Applications of Deep Learning for Vehicle Detection Using Geospatial Data

Author:

Biswas Arghya1,Garg Pradeep Kumar1ORCID

Affiliation:

1. Indian Institute of Technology, Roorkee, India

Abstract

This chapter details initially acquiring an open-source UAV dataset and creating a Google Earth dataset of vehicles, and creating the metadata for these images. Then training a deep learning object detection model, YOLOv4, to generate the best training weight files, having a very high mean average precision (mAP). It is the measure of how precisely the model is detecting the objects specified in the metadata of the validation dataset. The higher this value, the more accurate the model is, with the specific data it has been trained upon. Then deploying the model on various satellite data of certain areas like parking lots, toll booths, and roads, over a certain period of time, to count the number of vehicles in RGB images and from those images calculate factors like maximum capacity of parking lots, average vehicle density of roads, congestion rate in toll booths, length of congestion in toll booths, etc. The model trained on the UAV Dataset at various conditions of weather, daytime, and different resolutions are tested over other UAV Datasets and the trained weights are uploaded to GitHub for future use.

Publisher

IGI Global

Reference17 articles.

1. Biswas, A. (2022). Deep Learning in Vehicle Detection. [Master Dissertation, Indian Institute of Technology Roorkee, India].

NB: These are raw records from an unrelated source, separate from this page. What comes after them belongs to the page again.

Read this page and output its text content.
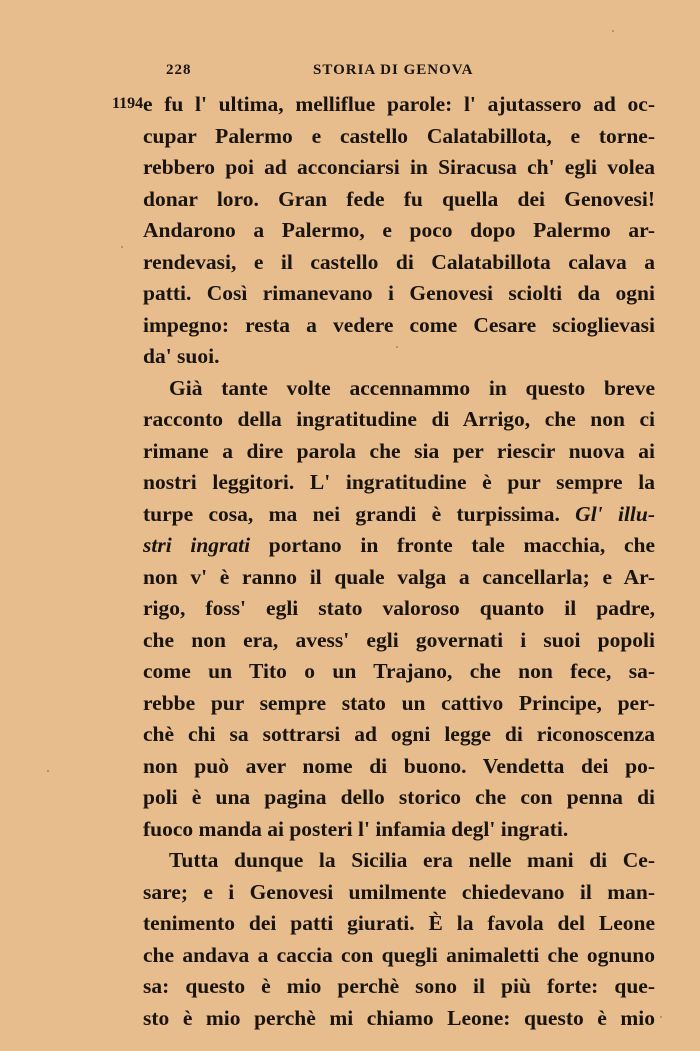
228	STORIA DI GENOVA
1194 e fu l' ultima, melliflue parole: l' ajutassero ad oc-
cupar Palermo e castello Calatabillota, e torne-
rebbero poi ad acconciarsi in Siracusa ch' egli volea
donar loro. Gran fede fu quella dei Genovesi!
Andarono a Palermo, e poco dopo Palermo ar-
rendevasi, e il castello di Calatabillota calava a
patti. Così rimanevano i Genovesi sciolti da ogni
impegno: resta a vedere come Cesare scioglievasi
da' suoi.
Già tante volte accennammo in questo breve
racconto della ingratitudine di Arrigo, che non ci
rimane a dire parola che sia per riescir nuova ai
nostri leggitori. L' ingratitudine è pur sempre la
turpe cosa, ma nei grandi è turpissima. Gl' illu-
stri ingrati portano in fronte tale macchia, che
non v' è ranno il quale valga a cancellarla; e Ar-
rigo, foss' egli stato valoroso quanto il padre,
che non era, avess' egli governati i suoi popoli
come un Tito o un Trajano, che non fece, sa-
rebbe pur sempre stato un cattivo Principe, per-
chè chi sa sottrarsi ad ogni legge di riconoscenza
non può aver nome di buono. Vendetta dei po-
poli è una pagina dello storico che con penna di
fuoco manda ai posteri l' infamia degl' ingrati.
Tutta dunque la Sicilia era nelle mani di Ce-
sare; e i Genovesi umilmente chiedevano il man-
tenimento dei patti giurati. È la favola del Leone
che andava a caccia con quegli animaletti che ognuno
sa: questo è mio perchè sono il più forte: que-
sto è mio perchè mi chiamo Leone: questo è mio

2. Bochkovskiy, A., Wang, C. Y., & Liao, H. Y. M. (2020), YOLOv4: Optimal Speed and Accuracy of Object Detection. Research Gate. ,https://www.researchgate.net/publication/340883401_YOLOv4_Optimal_Speed_and_Accuracy_of_Object_Detection

3. Douillard, A. (2021). Object Detection With Deep Learning on Aerial Imagery. Use Cases & Projects.https://blog.dataiku.com/object-detection-with-deep-learning-on-aerial-imagery

4. The Unmanned Aerial Vehicle Benchmark: Object Detection and Tracking

5. GargP. K. (2022). Remote Sensing and Its Applications. New Age International Publishers.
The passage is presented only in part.